Der Maya-Kalender ist ein hochkomplexes System, das auf mehreren ineinandergreifenden Zyklen beruht (Tzolk’in, Haab’, Kalenderrunde und Long Count). Diese Zyklen haben nicht nur eine praktische Funktion der Zeitmessung, sondern sind tief verwoben mit religiösen, mythologischen und gesellschaftlichen Strukturen der Maya-Kultur.
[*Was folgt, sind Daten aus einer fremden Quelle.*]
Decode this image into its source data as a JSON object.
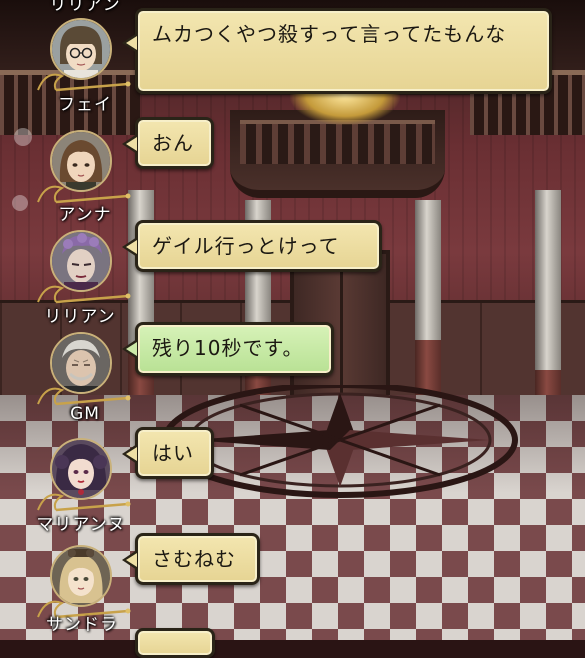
{
  "chat": {
    "partial_top_name": "リリアン",
    "messages": [
      {
        "speaker": "フェイ",
        "text": "ムカつくやつ殺すって言ってたもんな",
        "style": "normal"
      },
      {
        "speaker": "アンナ",
        "text": "おん",
        "style": "normal"
      },
      {
        "speaker": "リリアン",
        "text": "ゲイル行っとけって",
        "style": "normal"
      },
      {
        "speaker": "GM",
        "text": "残り10秒です。",
        "style": "system"
      },
      {
        "speaker": "マリアンヌ",
        "text": "はい",
        "style": "normal"
      },
      {
        "speaker": "サンドラ",
        "text": "さむねむ",
        "style": "normal"
      }
    ]
  },
  "colors": {
    "bubble_normal": "#f3e6b0",
    "bubble_system": "#c9eaa6",
    "bubble_border": "#2a2418",
    "name_text": "#ffffff",
    "wall": "#6a2f33",
    "floor_dark": "#7a4a4c",
    "floor_light": "#d9d4cf"
  },
  "icons": {
    "name_flourish": "gold-vine-flourish-icon"
  }
}
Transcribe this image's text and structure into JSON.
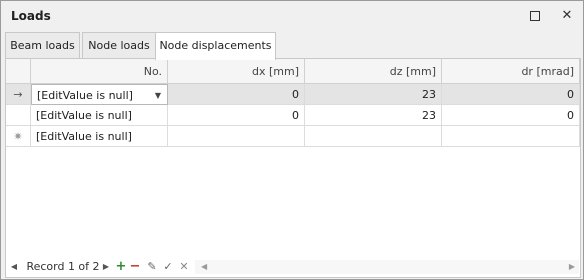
{
  "window": {
    "title": "Loads",
    "maximize_icon": "maximize-icon",
    "close_icon": "close-icon",
    "close_glyph": "✕"
  },
  "tabs": [
    {
      "label": "Beam loads",
      "active": false
    },
    {
      "label": "Node loads",
      "active": false
    },
    {
      "label": "Node displacements",
      "active": true
    }
  ],
  "grid": {
    "columns": [
      "No.",
      "dx [mm]",
      "dz [mm]",
      "dr [mrad]"
    ],
    "rows": [
      {
        "indicator": "→",
        "no": "[EditValue is null]",
        "dx": "0",
        "dz": "23",
        "dr": "0",
        "selected": true
      },
      {
        "indicator": "",
        "no": "[EditValue is null]",
        "dx": "0",
        "dz": "23",
        "dr": "0",
        "selected": false
      }
    ],
    "new_row": {
      "indicator": "✷",
      "no": "[EditValue is null]"
    },
    "dropdown_glyph": "▼"
  },
  "navigator": {
    "first_glyph": "◀",
    "record_text": "Record 1 of 2",
    "next_glyph": "▶",
    "add_glyph": "+",
    "delete_glyph": "−",
    "edit_glyph": "✎",
    "ok_glyph": "✓",
    "cancel_glyph": "✕",
    "scroll_left_glyph": "◀",
    "scroll_right_glyph": "▶"
  },
  "colors": {
    "add": "#2e8b2e",
    "delete": "#c0392b",
    "selected_row": "#e4e4e4"
  }
}
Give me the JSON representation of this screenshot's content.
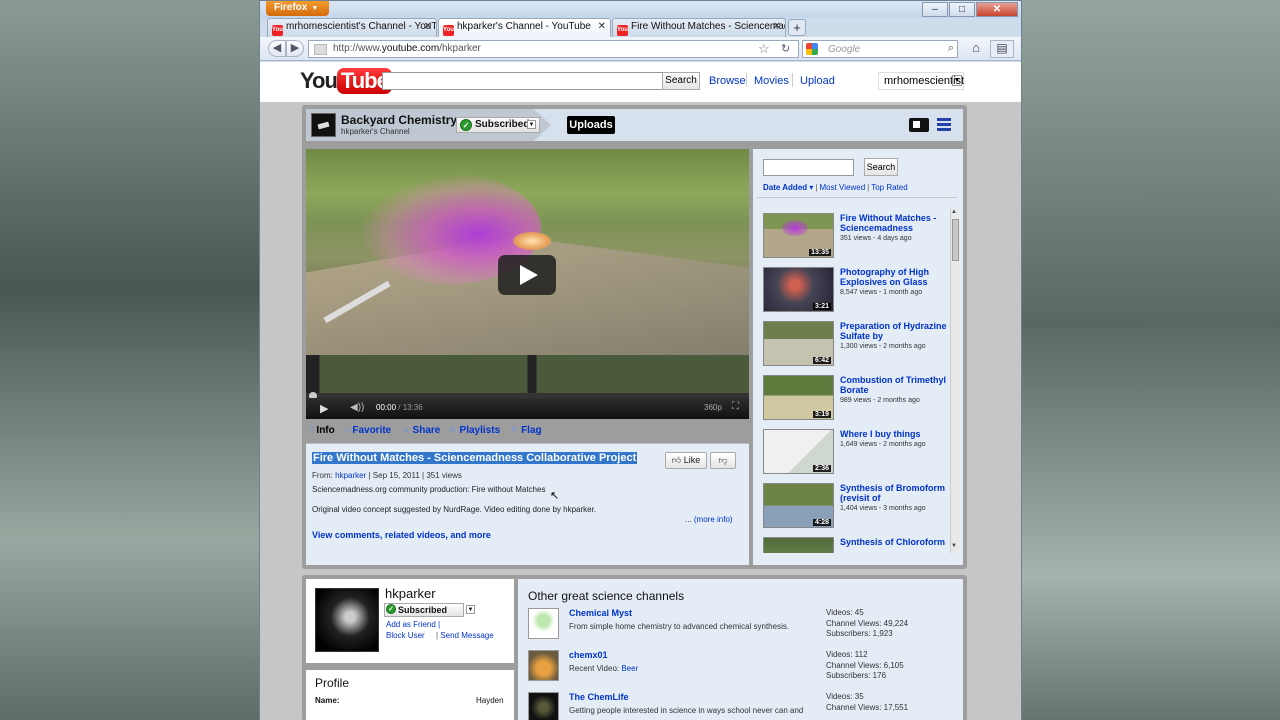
{
  "browser": {
    "app_button": "Firefox",
    "tabs": [
      {
        "title": "mrhomescientist's Channel - YouTube"
      },
      {
        "title": "hkparker's Channel - YouTube"
      },
      {
        "title": "Fire Without Matches - Sciencemadn..."
      }
    ],
    "new_tab": "+",
    "url_prefix": "http://www.",
    "url_domain": "youtube.com",
    "url_path": "/hkparker",
    "search_placeholder": "Google"
  },
  "youtube": {
    "logo_you": "You",
    "logo_tube": "Tube",
    "search_button": "Search",
    "nav": [
      "Browse",
      "Movies",
      "Upload"
    ],
    "username": "mrhomescientist"
  },
  "channel": {
    "name": "Backyard Chemistry",
    "subtitle": "hkparker's Channel",
    "subscribed_label": "Subscribed",
    "uploads_label": "Uploads"
  },
  "player": {
    "time_current": "00:00",
    "time_total": "/ 13:36",
    "quality": "360p"
  },
  "actions": [
    "Info",
    "Favorite",
    "Share",
    "Playlists",
    "Flag"
  ],
  "video": {
    "title": "Fire Without Matches - Sciencemadness Collaborative Project",
    "from_label": "From:",
    "author": "hkparker",
    "date": "Sep 15, 2011",
    "views": "351 views",
    "desc1": "Sciencemadness.org community production: Fire without Matches",
    "desc2": "Original video concept suggested by NurdRage. Video editing done by hkparker.",
    "more_info": "(more info)",
    "view_comments": "View comments, related videos, and more",
    "like_label": "Like"
  },
  "sidebar": {
    "search_button": "Search",
    "sort_selected": "Date Added",
    "sort_most_viewed": "Most Viewed",
    "sort_top_rated": "Top Rated",
    "videos": [
      {
        "title": "Fire Without Matches - Sciencemadness",
        "meta": "351 views - 4 days ago",
        "duration": "13:35"
      },
      {
        "title": "Photography of High Explosives on Glass",
        "meta": "8,547 views - 1 month ago",
        "duration": "3:21"
      },
      {
        "title": "Preparation of Hydrazine Sulfate by",
        "meta": "1,300 views - 2 months ago",
        "duration": "6:42"
      },
      {
        "title": "Combustion of Trimethyl Borate",
        "meta": "989 views - 2 months ago",
        "duration": "3:19"
      },
      {
        "title": "Where I buy things",
        "meta": "1,649 views - 2 months ago",
        "duration": "2:36"
      },
      {
        "title": "Synthesis of Bromoform (revisit of",
        "meta": "1,404 views - 3 months ago",
        "duration": "4:28"
      },
      {
        "title": "Synthesis of Chloroform",
        "meta": "",
        "duration": ""
      }
    ]
  },
  "profile": {
    "name": "hkparker",
    "subscribed_label": "Subscribed",
    "add_friend": "Add as Friend",
    "block_user": "Block User",
    "send_message": "Send Message",
    "section_heading": "Profile",
    "name_label": "Name:",
    "name_value": "Hayden"
  },
  "other_channels": {
    "heading": "Other great science channels",
    "channels": [
      {
        "name": "Chemical Myst",
        "desc": "From simple home chemistry to advanced chemical synthesis.",
        "desc_link": "",
        "stats": [
          "Videos: 45",
          "Channel Views: 49,224",
          "Subscribers: 1,923"
        ]
      },
      {
        "name": "chemx01",
        "desc": "Recent Video:",
        "desc_link": "Beer",
        "stats": [
          "Videos: 112",
          "Channel Views: 6,105",
          "Subscribers: 176"
        ]
      },
      {
        "name": "The ChemLife",
        "desc": "Getting people interested in science in ways school never can and",
        "desc_link": "",
        "stats": [
          "Videos: 35",
          "Channel Views: 17,551",
          ""
        ]
      }
    ]
  },
  "colors": {
    "yt_red": "#cc0000",
    "link": "#0033cc",
    "firefox_orange": "#e8820f",
    "selection": "#3377cc"
  }
}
Bis heute fasziniert dieses System Archäologen, Epigraphiker und Laien gleichermaßen, zumal noch längst nicht alle Fragen zur absoluten Datierung oder zu den rituellen Details beantwortet sind. Gleichzeitig beweist die Weiterführung des Tzolk’in in Teilen der heutigen Maya-Bevölkerung die Lebendigkeit ihrer Tradition.

Der oft medial ausgeschlachtete „Weltuntergang“ von 2012 zeigt, wie stark das westliche Interesse an einer vermeintlich geheimnisvollen Hochkultur ist – ebenso aber auch, wie komplex und mitunter verfälscht die öffentlichen Vorstellungen von den tatsächlichen Überzeugungen der Maya sein können.
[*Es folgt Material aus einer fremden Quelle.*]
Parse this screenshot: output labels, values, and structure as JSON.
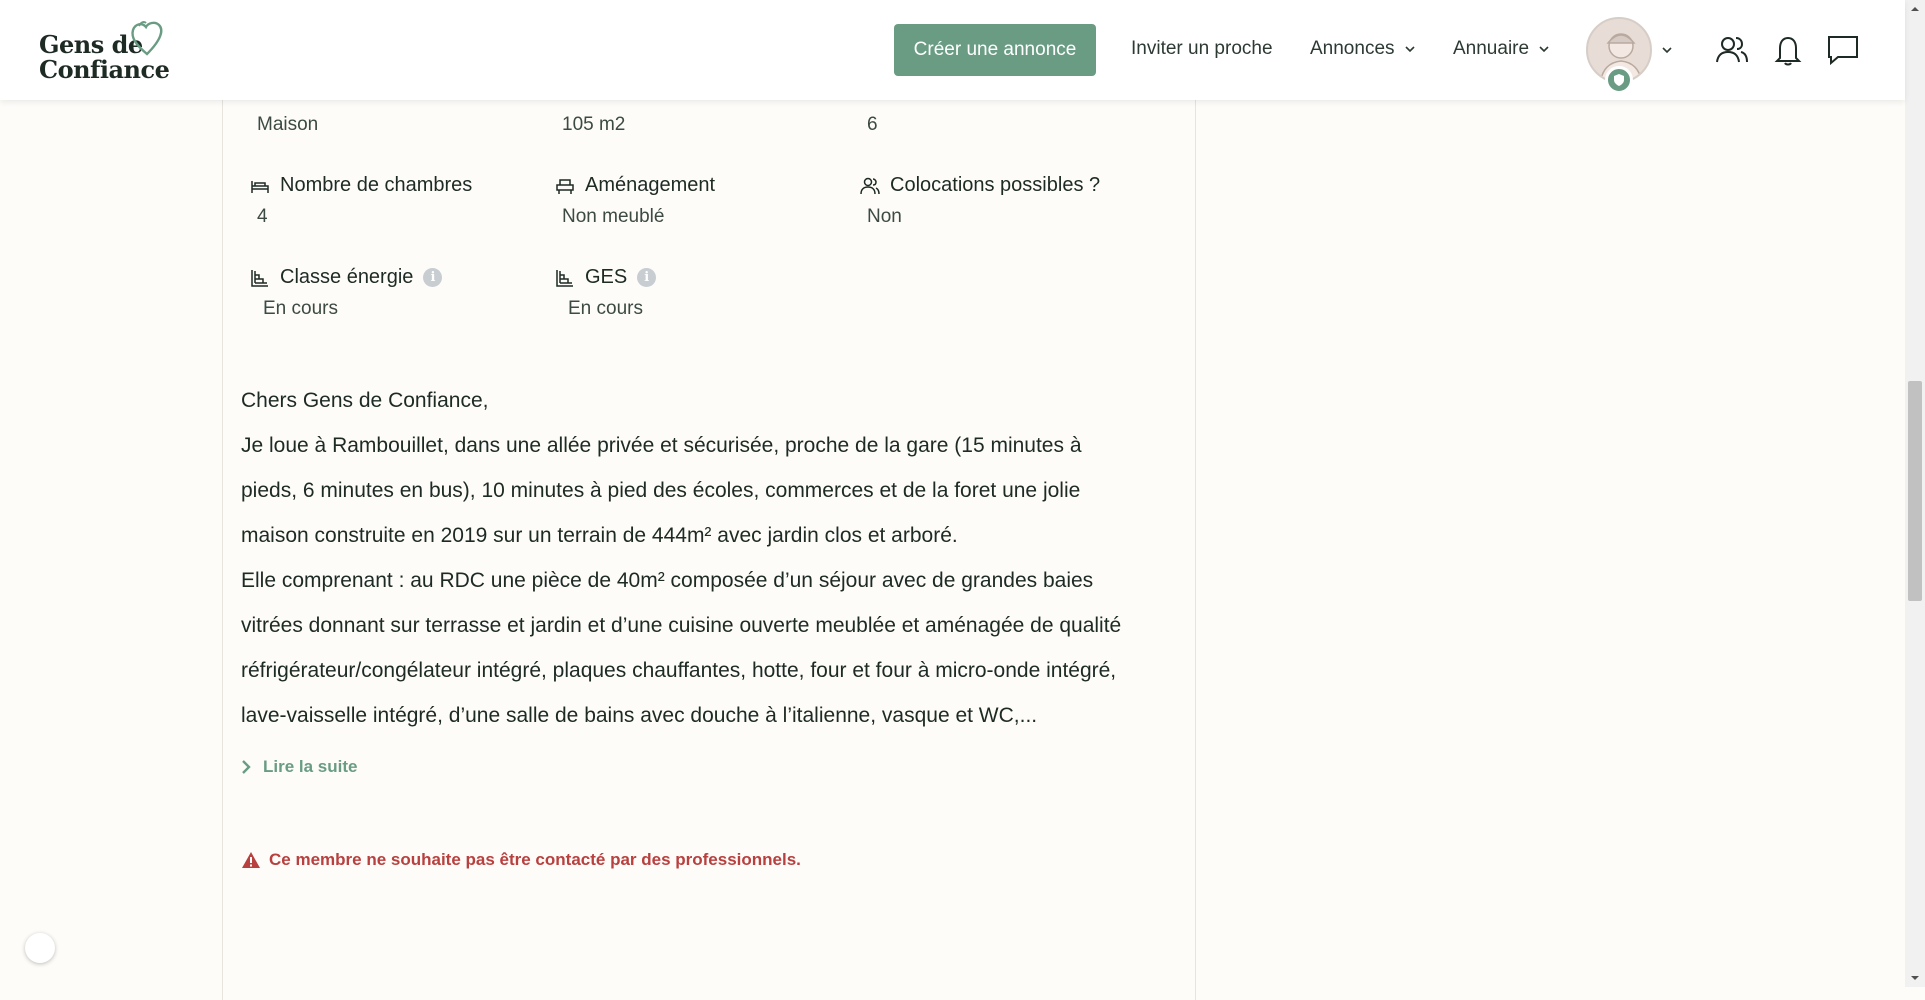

Überblick: Die Bedeutung des Kalenders in der Maya-Kultur

Der Kalender war für die Maya von zentraler Bedeutung und durchdrang alle Lebensbereiche: Religion, Landwirtschaft, Politik, Architektur und Astronomie. Die Zeitmessung war nicht nur eine praktische Notwendigkeit, sondern auch stark von kosmologischen und mythologischen Vorstellungen geprägt.

  • Ritueller Kontext: Bestimmte Tage galten als günstig oder ungünstig, sodass politische Akte, Opferzeremonien oder Kriege an spezifische Kalendertage gebunden waren.
  • Identitätsstiftung: Die göttliche Legitimation der Herrscher basierte auch darauf, dass sie Kalenderberechnungen vornehmen und wichtige Rituale am richtigen Tag durchführen konnten.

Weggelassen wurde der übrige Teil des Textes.